Geschäftsideen unserer Zonis. Heute: die Pritzwalker Panscherei. Ein Wahrheit-Interview mit dem ostdeutschen Restalkohol-Experten Armin Löffler aus dem Landkreis Prignitz

taz: Herr Löffler, was machen Sie da gerade?

Armin Löffler: Ich arbeite.

Und woran, wenn man fragen darf, arbeiten Sie? Momentan sehen wir Sie mit einem Arm in einem Altglascontainer auf dem Parkplatz eines Supermarkts im Einzugsbereich der Stadt Pritzwalk herumrühren.

Ich angele mir da halt Flaschen raus, und wenn noch was drinne ist, kippe ich die Reste zusammen und verkaufe das Gesöff dann privat als Schnaps, für zwei Euro den Liter. Ich nenne den Fuselverschnitt „Pritzi“. Hier in Pritzwalk geht das Zeug weg wie warme Semmeln. Die Leute reißen mir die damit gefüllten Ampullen förmlich aus der Hand.

Und was sagt das Gesundheitsamt dazu?

Welches Gesundheitsamt?

Das von Pritzwalk.

Weiß der Deibel.

Und andere Behörden? Haben Sie Ihr Gewerbe überhaupt ordentlich angemeldet bei einem Amt?

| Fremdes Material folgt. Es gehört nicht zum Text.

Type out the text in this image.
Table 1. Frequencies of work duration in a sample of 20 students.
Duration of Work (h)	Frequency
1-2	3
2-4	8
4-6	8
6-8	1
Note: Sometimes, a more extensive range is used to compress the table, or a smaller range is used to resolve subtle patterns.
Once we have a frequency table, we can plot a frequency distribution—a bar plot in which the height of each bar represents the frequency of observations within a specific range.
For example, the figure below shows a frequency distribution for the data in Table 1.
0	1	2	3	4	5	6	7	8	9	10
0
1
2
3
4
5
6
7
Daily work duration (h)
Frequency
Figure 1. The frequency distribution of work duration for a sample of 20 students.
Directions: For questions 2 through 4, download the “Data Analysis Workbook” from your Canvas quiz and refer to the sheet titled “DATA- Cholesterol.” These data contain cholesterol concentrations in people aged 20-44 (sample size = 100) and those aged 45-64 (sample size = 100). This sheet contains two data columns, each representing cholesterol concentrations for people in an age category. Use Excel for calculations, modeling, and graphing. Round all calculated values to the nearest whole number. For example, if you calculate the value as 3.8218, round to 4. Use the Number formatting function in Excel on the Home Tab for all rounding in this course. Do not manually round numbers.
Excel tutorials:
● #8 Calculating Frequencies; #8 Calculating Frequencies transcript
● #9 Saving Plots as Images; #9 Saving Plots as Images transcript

Sie sind wohl so ’n ganz Schlauer aus dem Westen.

Mag schon sein. Sie bluten übrigens an der Hand.

(Löffler betrachtet seine blutende rechte Hand, die er aus dem Einwurfschacht des Containers gezogen hat): Stimmt. Das kommt halt von den Scherben. Aber Scherben bringen Glück, Meister! Ohne Fleiß kein Preis! Da sind nun mal verteufelt viele Scherben drin in so ’m Container. Dienst ist Dienst, und Schnaps ist Schnaps.

Wie viel Liter „Pritzi“ zapfen Sie hier täglich ab?

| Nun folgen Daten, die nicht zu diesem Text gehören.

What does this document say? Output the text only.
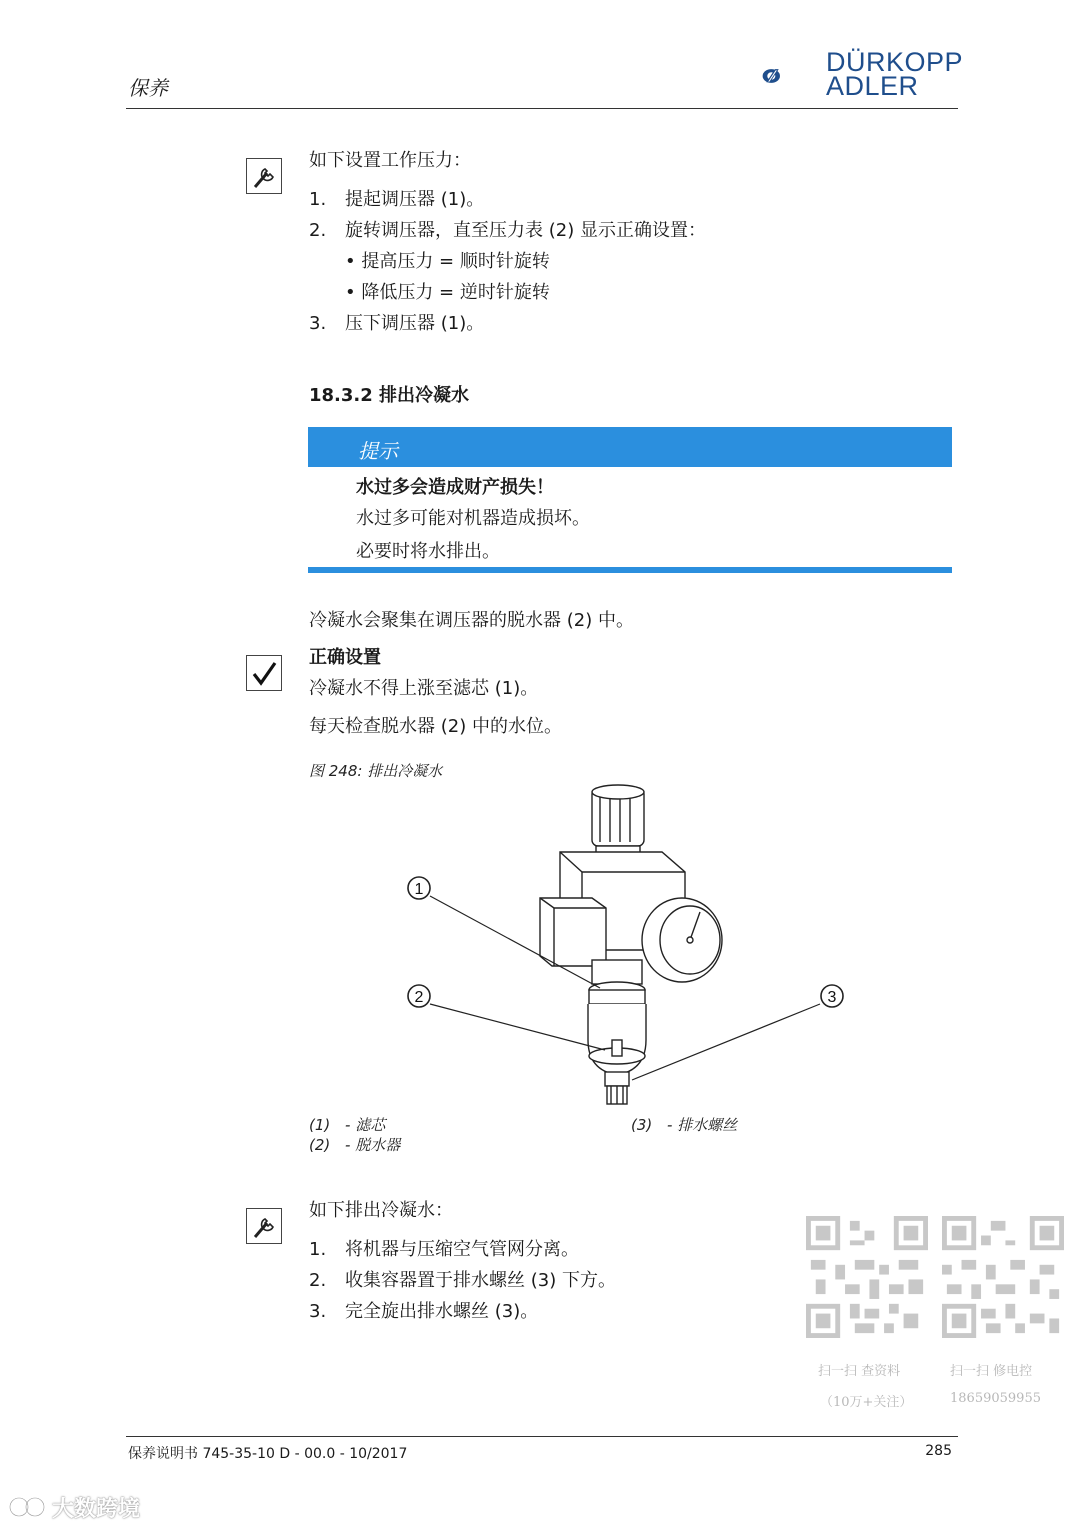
保养
DÜRKOPP
ADLER
如下设置工作压力：
1. 提起调压器 (1)。
2. 旋转调压器，直至压力表 (2) 显示正确设置：
• 提高压力 = 顺时针旋转
• 降低压力 = 逆时针旋转
3. 压下调压器 (1)。
18.3.2 排出冷凝水
提示
水过多会造成财产损失！
水过多可能对机器造成损坏。
必要时将水排出。
冷凝水会聚集在调压器的脱水器 (2) 中。
正确设置
冷凝水不得上涨至滤芯 (1)。
每天检查脱水器 (2) 中的水位。
图 248: 排出冷凝水
1
2	3
(1) - 滤芯
(2) - 脱水器
(3) - 排水螺丝
如下排出冷凝水：
1. 将机器与压缩空气管网分离。
2. 收集容器置于排水螺丝 (3) 下方。
3. 完全旋出排水螺丝 (3)。
扫一扫 查资料
（10万+关注）
扫一扫 修电控
18659059955
保养说明书 745-35-10 D - 00.0 - 10/2017	285
大数跨境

Das kommt darauf an. Über das Weihnachts- und Silvestergeschäft im gesamten Landkreis Prignitz kann ich mich nicht beklagen. Da haben die Leute teilweise halbvolle und zudem noch zugeschraubte oder wiederverkorkte Buddeln eingeworfen. Jetzt im Frühjahr ist der Nachschub zwar geringer geworden, aber ich habe ein Bohrgerät konstruiert, das mir unabhängig von jeder Saison den stetigen Zufluss aus dem alkoholischen Bodensatz der gängigen Altglasbehälter beschert. Von ganz unten.

Sind Ihre Kunden denn zufrieden mit dem Angebot?

Es hat, das will ich nicht verhehlen, anfangs zahlreiche Tote gegeben. Mittlerweile hat sich die Zahl derer, die an einem Cocktail aus meiner Brauerei gestorben sind, auf durchschnittlich 30 bis 40 Personen jährlich eingependelt.

Und Sie selbst? Gefällt Ihnen Ihr Job?

Das ist kein Job, das ist eine Lebensaufgabe. Und sie gefällt mir, wenn ich ehrlich sein soll, besser als Ihre schiefe Visage.

Dieses Kompliment können wir zurückgeben. Machen Sie’s gut, Herr Löffler! Kopf hoch!